The book opens with Tina coming to the realization that she's reached a stage in life where all eyes are no longer on her, but on the much younger woman next to her. From here, she takes the reader on a narrative journey through different parts of her life. We make brief stops at her Catholic high school in New York, Paris -where she comes into her own under the guidance of a wise and liberated woman with heaps of finesse, her early days as a model and actress in NYC, marriage, motherhood, career, the steady decline and eventual death of her parents, and a bunch of other places. I'd wondered if Changing Shoes would be a memoir, a self-help book, an expose'....the answer is, it's all of these things. I have to say, though, as an expose', it's very gentle. Long-time soap fans will have fun wondering/trying to figure out who it was that wore a baseball cap to hide the evidence of too many facelifts because, when it comes to this sort of stuff, Tina isn't naming names. This makes Tina's narrative voice more likable - she can tell a great story, but she's not out to smear anyone. Everyone likes a good storyteller, but nobody likes a bitch, and there's not a hint of bitchiness in Changing Shoes. If you're hoping to read the dirty secrets and scandals from behind the scenes at Guiding Light, this isn't the book for you. If, on the other hand, you're interested in how, during a time when most characters over 40 were being shoved asside, Tina not only managed to remain employed, but ended the run of GL with a front-and-center romance, you've come to the right place. You've come to the right place, too, if you want to hear the straight dope from a woman who hasn't had plastic surgery, doesn't plan to have plastic surgery, and isn't afraid to be honest about her age.

The section of Changing Shoes which deals with Tina's parents and their last years was something I found especially moving. It's an important story she tells, of having to cope with the mixed emotions that the failing health of a parent can bring. Most people are afraid to talk about how frustrating it can be to watch our parents get old, or how guilt drives a lot of what we do,when it comes to caring for them. Still fewer people are able to discuss the inevitable feeling of relief that comes when a person who has lived with prolonged illness finally dies. It's something we all experience, but it's something of a taboo. Having recently lost my mother, this section of the book was painful, but also a catharsis. While I miss my mother terribly, I've also experienced a sense of relief since she passed; no longer do I worry that every late-night phone call is THE phone call I've dreaded. Tina discusses this frankly - the fact that loving one's parents and being devoted to them does not make caring for them an absolute joy, and that the range of emotions that comes with this experience is not only natural, but universal.
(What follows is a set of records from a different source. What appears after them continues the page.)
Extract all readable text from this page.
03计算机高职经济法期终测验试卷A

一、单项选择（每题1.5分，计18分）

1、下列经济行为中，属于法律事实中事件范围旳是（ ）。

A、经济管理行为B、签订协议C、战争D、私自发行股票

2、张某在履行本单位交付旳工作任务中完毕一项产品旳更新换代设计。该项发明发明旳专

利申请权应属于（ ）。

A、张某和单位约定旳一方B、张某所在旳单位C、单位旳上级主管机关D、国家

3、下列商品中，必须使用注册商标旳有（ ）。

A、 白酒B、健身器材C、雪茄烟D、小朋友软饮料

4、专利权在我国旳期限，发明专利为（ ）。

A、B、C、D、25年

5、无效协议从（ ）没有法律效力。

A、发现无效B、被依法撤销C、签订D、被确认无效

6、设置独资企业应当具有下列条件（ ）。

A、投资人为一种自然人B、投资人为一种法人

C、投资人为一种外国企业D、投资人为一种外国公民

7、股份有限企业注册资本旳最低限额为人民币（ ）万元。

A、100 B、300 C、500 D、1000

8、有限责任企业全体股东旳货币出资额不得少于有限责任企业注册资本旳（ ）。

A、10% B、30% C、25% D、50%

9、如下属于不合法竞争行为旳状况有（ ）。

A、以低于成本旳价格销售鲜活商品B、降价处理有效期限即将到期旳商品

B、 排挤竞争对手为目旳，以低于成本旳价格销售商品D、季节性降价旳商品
Tina gets brownie points for managing to tell stories about her interaction with famous people without being a showoff. When she relates a story about Jodie Foster it doesn't feel as if she's bragging about having worked with a major movie star. Quite the opposite - it reminds us that Jodie Foster may be a movie star, but she's also just a woman...a woman Tina Sloan happened to have worked with, once. This, ultimately, is what makes Changing Shoes such an enjoyable read. It's not really about a soap star. It's Everywoman's story. The names and dates and specific details may be different, but the fundimental truths are the same: girls become women, young women become middle-aged women who become older women, parents live and die, kids grow up, people laugh, cry, complain, and make mistakes. It's how each of deals with these parts of life that matters.

I realize this may not be the most interesting book review, as I have nothing but good things to say about Changing Shoes. It's well written. It's touching. It's funny. It's juicy. It's full of homespun wisdom about things you never thought you'd hear homespun wisdom about. Tina Sloan will not tell you how to make a perfect pie crust, but she will give you tips on the best hormonal supplements to take if you want to kick up a sagging libido, but don't want to grow a moustache. You don't get that kind of advice every day.